Don't let the simplicity of this fool you; I have people rave over how great this is, and ask for the recipe.

SUCCOTASH:

-1 jalapeno pepper, all seeds and white parts removed, diced fine
-4 cups (ish) sweet corn, removed from ear
-4 cups (ish) baby lima beans, shelled
-salt to taste
-pepper (this is not native, but tastes good)
-some kind of fat (bear grease was traditionally used; sunflower oil would work and would have been native to the area and available; usually I use olive oil which isn't remotely native, but good and easily available)
-onion is not native, but a little bit tastes good, up to you

In a cast-iron skillet: coat bottom of skillet with oil, then add jalapeno, salt and onion if you're using it. Allow this to 'sweat' a bit - low heat to draw out the flavors and infuse the oil with flavor. Pour in corn and beans, raise heat very slightly. Stir this around until the corn and beans are warmed through but not cooked to death. Add pepper to taste. Serve. A dollop of butter on the top is very pleasing to Europeanized taste buds.

Other than the lack of bear grease and the addition of the pepper, this is something that could have been eaten in north America a thousand years ago. (Though of course they would have cooked it on a large, flat rock near a fire.) Enjoy.

8 comments:

amy said...

I think there are stories to go with the Three Sisters too... would your succotash be good with regular (not jalapeno) peppers? I have wuss taste buds.

Julie said...

By removing all the white parts and seeds from the jalapeno, you remove 99.9% of the heat, and instead have a pleasant, fruity green flavor. Honest. When people ask what makes it taste good, I give the ingredients and people go "THERE'S A JALAPENO IN THERE??!!??" it's really mild. Honest. I swear.

Barbara said...

Oh, I love succotash! My grandma grew the best butter (lima) beans in southern Indiana, or at least I thought so when I was growing up. Thanks for the reminder.

Happy Thanksgiving!

Emily said...

I'm saving this to try....wow.

Alwen said...

Okay, you are probably the only other person in the world that I know who would be interested in this:

Another thing corn does is that it funnels water to its own roots. If you are watering corn plants one at a time, the best way to water it is pour the water right on the stem of the plant. It will run along the stalk right down to the roots.

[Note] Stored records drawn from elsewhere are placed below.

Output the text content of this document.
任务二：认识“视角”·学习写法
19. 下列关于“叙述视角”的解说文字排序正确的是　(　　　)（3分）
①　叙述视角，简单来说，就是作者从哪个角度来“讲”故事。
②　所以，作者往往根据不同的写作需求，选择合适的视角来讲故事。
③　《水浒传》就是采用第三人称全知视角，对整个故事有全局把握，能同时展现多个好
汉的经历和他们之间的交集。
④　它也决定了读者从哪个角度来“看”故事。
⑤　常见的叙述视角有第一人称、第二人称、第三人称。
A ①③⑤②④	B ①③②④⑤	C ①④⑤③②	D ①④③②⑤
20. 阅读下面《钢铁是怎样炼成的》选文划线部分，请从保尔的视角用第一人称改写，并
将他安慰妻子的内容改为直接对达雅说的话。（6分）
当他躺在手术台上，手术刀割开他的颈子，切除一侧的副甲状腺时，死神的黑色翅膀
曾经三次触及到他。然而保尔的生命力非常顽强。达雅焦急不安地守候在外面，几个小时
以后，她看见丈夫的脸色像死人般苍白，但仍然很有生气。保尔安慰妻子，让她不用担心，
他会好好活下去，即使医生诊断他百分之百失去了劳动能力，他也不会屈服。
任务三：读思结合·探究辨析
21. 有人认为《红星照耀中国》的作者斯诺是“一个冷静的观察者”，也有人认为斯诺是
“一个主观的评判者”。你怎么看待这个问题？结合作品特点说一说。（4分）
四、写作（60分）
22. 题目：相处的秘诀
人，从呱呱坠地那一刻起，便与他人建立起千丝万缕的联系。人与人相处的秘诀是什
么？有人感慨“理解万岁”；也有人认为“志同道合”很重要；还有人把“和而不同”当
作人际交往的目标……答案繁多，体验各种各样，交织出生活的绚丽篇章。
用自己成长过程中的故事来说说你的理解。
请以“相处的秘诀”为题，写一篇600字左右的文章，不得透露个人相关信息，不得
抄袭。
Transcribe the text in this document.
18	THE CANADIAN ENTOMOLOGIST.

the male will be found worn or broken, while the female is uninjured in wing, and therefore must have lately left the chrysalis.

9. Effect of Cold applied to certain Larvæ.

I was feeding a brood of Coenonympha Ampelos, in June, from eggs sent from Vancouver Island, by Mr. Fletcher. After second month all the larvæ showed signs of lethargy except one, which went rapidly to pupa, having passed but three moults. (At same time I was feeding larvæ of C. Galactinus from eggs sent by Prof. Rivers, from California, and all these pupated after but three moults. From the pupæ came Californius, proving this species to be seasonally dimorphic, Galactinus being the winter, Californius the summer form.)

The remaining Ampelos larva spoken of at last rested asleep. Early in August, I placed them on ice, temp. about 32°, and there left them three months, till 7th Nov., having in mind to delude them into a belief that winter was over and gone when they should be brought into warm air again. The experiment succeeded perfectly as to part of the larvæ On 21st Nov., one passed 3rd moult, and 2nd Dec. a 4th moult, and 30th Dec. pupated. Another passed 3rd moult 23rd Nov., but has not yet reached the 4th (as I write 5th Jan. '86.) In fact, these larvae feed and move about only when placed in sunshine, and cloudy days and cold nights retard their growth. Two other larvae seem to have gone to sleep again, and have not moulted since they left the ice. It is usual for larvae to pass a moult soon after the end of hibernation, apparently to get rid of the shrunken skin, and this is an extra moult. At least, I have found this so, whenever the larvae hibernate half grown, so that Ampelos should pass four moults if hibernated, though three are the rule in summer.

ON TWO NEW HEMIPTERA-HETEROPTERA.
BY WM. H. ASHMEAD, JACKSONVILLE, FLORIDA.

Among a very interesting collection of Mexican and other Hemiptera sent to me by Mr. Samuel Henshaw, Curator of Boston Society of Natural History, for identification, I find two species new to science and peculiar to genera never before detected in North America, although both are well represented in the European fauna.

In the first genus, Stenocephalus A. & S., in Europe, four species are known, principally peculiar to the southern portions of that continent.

Other plants do this, too - maple leaves stop so much of the rain that they'll be dry underneath in a light rain, except where the leaves runnel it down the trunk.

As far as I know, no one has ever studied this plant behavior/trait, or whatever you call it.

ellen in indy said...

happy thanksgiving in pigsbird! are you having pig or bird?

the succotash sounds yum. have you made it with MORE jalapeƱo flavor? that also would appeal to my tastebuds.

Donna Lee said...

I'd be nervous about using the jalapeno,too , but I trust you. I don't like food that bites.

Happy Thanksgiving to you and the Husbeast and the Goober and Sekhmet!

Amy Lane said...

OKay-- very cool. I had not known about Three Sister's planting... but there is a story in there somewhere!